Visible to the public Reactive Attestation: Automatic Detection and Reaction to Software Tampering Attacks

TitleReactive Attestation: Automatic Detection and Reaction to Software Tampering Attacks
Publication TypeConference Paper
Year of Publication2016
AuthorsViticchié, Alessio, Basile, Cataldo, Avancini, Andrea, Ceccato, Mariano, Abrath, Bert, Coppens, Bart
Conference NameProceedings of the 2016 ACM Workshop on Software PROtection
PublisherACM
Conference LocationNew York, NY, USA
ISBN Number978-1-4503-4576-7
Keywordsanti-tampering, attestation, code splitting, Metrics, pubcrawl, remote attestation, Resiliency, software attestation, software security, tamper detection, tamper reaction
Abstract

Anti-tampering is a form of software protection conceived to detect and avoid the execution of tampered programs. Tamper detection assesses programs' integrity with load or execution-time checks. Avoidance reacts to tampered programs by stopping or rendering them unusable. General purpose reactions (such as halting the execution) stand out like a lighthouse in the code and are quite easy to defeat by an attacker. More sophisticated reactions, which degrade the user experience or the quality of service, are less easy to locate and remove but are too tangled with the program's business logic, and are thus difficult to automate by a general purpose protection tool. In the present paper, we propose a novel approach to anti-tampering that (i) fully automatically applies to a target program, (ii) uses Remote Attestation for detection purposes and (iii) adopts a server-side reaction that is difficult to block by an attacker.

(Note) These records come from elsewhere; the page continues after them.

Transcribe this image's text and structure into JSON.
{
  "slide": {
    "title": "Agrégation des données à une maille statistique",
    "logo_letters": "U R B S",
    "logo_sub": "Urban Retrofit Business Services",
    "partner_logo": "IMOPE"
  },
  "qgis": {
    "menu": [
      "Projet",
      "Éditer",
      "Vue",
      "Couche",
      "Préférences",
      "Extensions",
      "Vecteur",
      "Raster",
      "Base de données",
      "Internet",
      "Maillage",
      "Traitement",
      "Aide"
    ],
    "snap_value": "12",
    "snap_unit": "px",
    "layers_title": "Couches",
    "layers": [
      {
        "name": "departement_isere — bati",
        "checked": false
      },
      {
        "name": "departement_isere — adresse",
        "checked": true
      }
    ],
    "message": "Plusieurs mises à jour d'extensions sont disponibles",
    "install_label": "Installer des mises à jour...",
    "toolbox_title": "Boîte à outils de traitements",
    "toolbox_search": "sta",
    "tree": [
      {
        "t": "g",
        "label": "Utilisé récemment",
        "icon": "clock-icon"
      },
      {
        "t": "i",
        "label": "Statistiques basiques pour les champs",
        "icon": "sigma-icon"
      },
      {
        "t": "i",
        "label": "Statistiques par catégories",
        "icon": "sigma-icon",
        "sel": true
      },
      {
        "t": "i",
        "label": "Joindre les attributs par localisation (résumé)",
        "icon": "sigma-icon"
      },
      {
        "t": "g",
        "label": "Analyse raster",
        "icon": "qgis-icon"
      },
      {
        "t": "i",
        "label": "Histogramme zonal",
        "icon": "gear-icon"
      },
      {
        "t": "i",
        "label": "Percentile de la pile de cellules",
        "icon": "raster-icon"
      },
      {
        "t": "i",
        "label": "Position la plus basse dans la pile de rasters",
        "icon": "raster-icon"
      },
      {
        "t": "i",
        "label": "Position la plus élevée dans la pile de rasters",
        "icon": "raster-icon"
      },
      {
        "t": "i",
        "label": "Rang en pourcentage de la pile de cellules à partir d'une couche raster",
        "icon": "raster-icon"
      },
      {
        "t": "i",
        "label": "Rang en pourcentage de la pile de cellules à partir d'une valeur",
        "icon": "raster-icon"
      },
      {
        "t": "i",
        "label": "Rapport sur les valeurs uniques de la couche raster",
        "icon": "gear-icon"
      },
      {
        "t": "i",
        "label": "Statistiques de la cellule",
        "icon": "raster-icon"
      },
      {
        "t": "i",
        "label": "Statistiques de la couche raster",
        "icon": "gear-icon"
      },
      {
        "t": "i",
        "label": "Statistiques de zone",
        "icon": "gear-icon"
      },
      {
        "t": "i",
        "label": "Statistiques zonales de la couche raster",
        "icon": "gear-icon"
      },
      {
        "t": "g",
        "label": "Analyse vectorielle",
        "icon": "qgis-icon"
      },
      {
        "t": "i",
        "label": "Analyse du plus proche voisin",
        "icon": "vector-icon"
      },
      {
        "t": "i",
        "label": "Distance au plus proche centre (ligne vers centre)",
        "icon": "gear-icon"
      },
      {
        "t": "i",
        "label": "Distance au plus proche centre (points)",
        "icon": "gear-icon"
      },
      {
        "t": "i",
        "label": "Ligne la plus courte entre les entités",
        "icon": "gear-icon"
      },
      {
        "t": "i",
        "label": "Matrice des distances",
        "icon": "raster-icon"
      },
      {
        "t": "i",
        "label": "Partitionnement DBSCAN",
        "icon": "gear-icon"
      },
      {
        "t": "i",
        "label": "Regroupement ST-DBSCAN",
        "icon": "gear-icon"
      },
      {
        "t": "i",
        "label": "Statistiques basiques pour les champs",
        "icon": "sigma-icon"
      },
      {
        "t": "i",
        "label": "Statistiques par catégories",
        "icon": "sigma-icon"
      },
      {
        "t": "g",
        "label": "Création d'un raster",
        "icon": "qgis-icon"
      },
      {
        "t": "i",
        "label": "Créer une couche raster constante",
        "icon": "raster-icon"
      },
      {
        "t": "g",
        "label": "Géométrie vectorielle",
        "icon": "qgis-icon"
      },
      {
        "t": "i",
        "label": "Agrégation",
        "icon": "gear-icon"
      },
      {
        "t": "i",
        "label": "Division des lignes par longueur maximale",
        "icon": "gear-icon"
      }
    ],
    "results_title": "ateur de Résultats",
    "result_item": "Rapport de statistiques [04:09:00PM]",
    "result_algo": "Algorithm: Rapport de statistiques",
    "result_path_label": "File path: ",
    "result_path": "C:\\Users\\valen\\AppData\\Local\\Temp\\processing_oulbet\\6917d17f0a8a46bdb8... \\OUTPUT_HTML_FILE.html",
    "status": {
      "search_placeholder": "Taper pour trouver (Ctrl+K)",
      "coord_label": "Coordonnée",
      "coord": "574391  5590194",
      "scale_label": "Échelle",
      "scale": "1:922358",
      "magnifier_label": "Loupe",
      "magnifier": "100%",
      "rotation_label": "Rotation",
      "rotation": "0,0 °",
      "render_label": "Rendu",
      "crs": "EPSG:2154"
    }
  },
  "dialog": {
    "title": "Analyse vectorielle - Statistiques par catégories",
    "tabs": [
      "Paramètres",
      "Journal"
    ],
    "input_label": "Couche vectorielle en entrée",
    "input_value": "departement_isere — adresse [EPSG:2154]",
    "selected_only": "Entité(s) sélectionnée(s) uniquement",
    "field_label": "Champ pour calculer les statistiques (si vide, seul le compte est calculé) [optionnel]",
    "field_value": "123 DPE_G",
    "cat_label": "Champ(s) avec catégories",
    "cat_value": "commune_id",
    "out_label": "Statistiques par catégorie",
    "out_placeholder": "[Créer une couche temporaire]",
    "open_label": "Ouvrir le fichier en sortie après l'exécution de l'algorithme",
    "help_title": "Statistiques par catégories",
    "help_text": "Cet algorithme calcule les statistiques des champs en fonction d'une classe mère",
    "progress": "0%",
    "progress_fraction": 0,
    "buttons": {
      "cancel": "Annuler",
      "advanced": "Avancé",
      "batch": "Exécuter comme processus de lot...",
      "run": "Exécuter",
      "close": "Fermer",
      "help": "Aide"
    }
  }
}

By means of Client/Server Code Splitting, a crucial part of the program is removed from the client and executed on a remote trusted server in sync with the client. If a client program provides evidences of its integrity, the part moved to the server is executed. Otherwise, a server-side reaction logic may (temporarily or definitely) decide to stop serving it. Therefore, a tampered client application can not continue its execution. We assessed our automatic protection tool on a case study Android application. Experimental results show that all the original and tampered executions are correctly detected, reactions are promptly applied, and execution overhead is on an acceptable level.